CubicWeb presentation at the JDLL (Lyon)

2010/10/07 by Arthur Lutz

For the "Journées Du Logiciel Libre (JDLL)" in Lyon which will take place the 14th, 15th et 16th of octobre 2010, we will be presenting the semantic side of CubicWeb on Friday 15th. There will be a talk and a tutorial. Details can be found here and there.

If you're around, come and see us!

http://www.jdll.org/sites/default/files/banniere.png

Debugging a memory leak in a cube

2010/09/24

We recently discovered that the cubicweb.org site (the one you are probably visiting right now) was suffering from a memory leak. The munin graphs showed a memory consumption steadily increasing soon after the instance was started, and this would only stop when all the memory on the host was exhausted. This was clearly caused by a memory leak somewhere, either in CubicWeb itself or in a cube used by the instance.

Munin graphs showing the memory leak in cubicweb.org

Fig. 1: Munin graphs showing the memory leak in cubicweb.org

Notice the associated service downtimes, and the stabilized memory consumption on Sept 23, after the leak was fixed.

Since Python has a garbage collector, either the leak was occuring in a C extension, or it was caused by some objects which were not garbage collectable. A common cause for the latter, as explained in the gc module documentation, are objects with a __del__ method which are part of a cycle.

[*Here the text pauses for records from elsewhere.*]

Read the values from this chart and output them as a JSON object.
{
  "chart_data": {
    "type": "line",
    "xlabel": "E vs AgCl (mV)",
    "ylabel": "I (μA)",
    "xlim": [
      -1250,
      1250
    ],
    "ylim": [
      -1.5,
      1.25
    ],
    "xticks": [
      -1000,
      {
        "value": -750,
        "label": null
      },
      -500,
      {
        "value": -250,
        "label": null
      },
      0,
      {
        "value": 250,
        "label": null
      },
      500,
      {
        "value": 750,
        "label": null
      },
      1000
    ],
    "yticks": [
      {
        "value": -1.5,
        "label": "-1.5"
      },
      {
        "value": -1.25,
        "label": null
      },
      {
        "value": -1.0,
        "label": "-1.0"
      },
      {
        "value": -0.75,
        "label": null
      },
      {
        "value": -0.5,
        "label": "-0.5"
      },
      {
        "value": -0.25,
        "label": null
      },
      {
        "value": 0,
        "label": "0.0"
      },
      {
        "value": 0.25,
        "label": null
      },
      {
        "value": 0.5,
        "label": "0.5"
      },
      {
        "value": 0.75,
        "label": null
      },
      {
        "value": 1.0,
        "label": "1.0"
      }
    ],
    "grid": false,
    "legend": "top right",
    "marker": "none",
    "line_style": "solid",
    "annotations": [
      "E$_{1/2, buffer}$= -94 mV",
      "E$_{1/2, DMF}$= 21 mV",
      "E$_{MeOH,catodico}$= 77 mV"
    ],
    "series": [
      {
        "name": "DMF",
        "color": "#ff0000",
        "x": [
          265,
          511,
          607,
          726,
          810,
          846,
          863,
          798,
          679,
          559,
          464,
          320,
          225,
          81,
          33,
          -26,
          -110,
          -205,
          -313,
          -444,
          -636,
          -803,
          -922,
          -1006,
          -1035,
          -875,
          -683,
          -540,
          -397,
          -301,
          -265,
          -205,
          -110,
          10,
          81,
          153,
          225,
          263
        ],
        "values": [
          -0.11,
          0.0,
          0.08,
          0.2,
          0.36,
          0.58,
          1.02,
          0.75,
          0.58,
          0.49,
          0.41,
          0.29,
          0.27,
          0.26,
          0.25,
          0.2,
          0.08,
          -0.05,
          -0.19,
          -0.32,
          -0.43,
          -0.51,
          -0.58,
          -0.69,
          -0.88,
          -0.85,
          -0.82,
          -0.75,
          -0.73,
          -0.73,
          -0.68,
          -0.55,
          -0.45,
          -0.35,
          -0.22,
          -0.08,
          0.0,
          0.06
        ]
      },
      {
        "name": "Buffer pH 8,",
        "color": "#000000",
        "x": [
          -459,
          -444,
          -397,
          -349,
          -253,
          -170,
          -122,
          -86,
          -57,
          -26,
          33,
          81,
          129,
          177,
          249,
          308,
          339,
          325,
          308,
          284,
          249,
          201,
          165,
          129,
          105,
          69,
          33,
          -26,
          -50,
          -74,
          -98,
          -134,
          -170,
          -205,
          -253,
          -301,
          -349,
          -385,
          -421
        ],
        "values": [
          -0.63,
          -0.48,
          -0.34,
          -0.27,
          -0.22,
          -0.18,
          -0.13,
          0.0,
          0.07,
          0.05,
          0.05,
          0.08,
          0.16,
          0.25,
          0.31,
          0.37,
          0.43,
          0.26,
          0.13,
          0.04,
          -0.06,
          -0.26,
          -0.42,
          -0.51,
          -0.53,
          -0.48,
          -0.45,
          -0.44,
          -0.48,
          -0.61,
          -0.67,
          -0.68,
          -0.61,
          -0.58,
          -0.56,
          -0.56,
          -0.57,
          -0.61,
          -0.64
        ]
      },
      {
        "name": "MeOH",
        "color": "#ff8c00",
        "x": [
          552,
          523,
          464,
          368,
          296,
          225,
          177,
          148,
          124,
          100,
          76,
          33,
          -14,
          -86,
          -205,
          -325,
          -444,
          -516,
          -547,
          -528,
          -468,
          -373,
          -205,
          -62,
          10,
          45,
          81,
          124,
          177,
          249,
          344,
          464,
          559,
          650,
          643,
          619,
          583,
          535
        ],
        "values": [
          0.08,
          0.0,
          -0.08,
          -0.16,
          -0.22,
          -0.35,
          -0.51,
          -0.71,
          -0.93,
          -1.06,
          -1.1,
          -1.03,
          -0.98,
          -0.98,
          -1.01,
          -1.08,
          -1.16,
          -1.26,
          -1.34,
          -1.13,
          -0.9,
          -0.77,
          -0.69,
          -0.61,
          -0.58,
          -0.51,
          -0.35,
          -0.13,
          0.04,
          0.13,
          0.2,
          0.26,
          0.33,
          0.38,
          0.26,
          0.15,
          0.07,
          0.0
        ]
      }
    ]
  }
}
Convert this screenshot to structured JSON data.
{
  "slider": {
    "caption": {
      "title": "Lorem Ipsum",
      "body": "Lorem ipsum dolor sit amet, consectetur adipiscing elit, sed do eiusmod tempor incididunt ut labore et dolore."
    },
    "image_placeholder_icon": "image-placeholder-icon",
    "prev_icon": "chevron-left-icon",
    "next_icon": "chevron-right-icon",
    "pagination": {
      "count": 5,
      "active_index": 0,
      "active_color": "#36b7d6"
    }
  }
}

We used the "gc" view, which is an administrative view in CubicWeb, reachable by appending "?vid=gc" at the end of the url of the root of your instance, if you are a member of the managers group. This view uses the gc module from the python standard library to see which objects are not garbage collected.

This view showed thousands of instances of mercurial.url.httphandler. This class indeed has a __del__ method and instances have a cycle with urllib2.OpenerDirector. Mercurial is used by the vcsfile cube which regularly polls remote repository over HTTP, which causes httphandler to be instantiated (and a reference to be leaked). This problem had gone undetected in mercurial because most of the time, processes using mercurial over http are shortlived and the leaked memory is quickly collected by the operating system. Discussion ensued on the IRC forum #mercurial with the developers and a patch was submitted which fixes the leak. In order to avoid the problem with versions of mercurial up to the current one, a new version of vcsfile including a monkey patch for mercurial was released and deployed on cubicweb.org!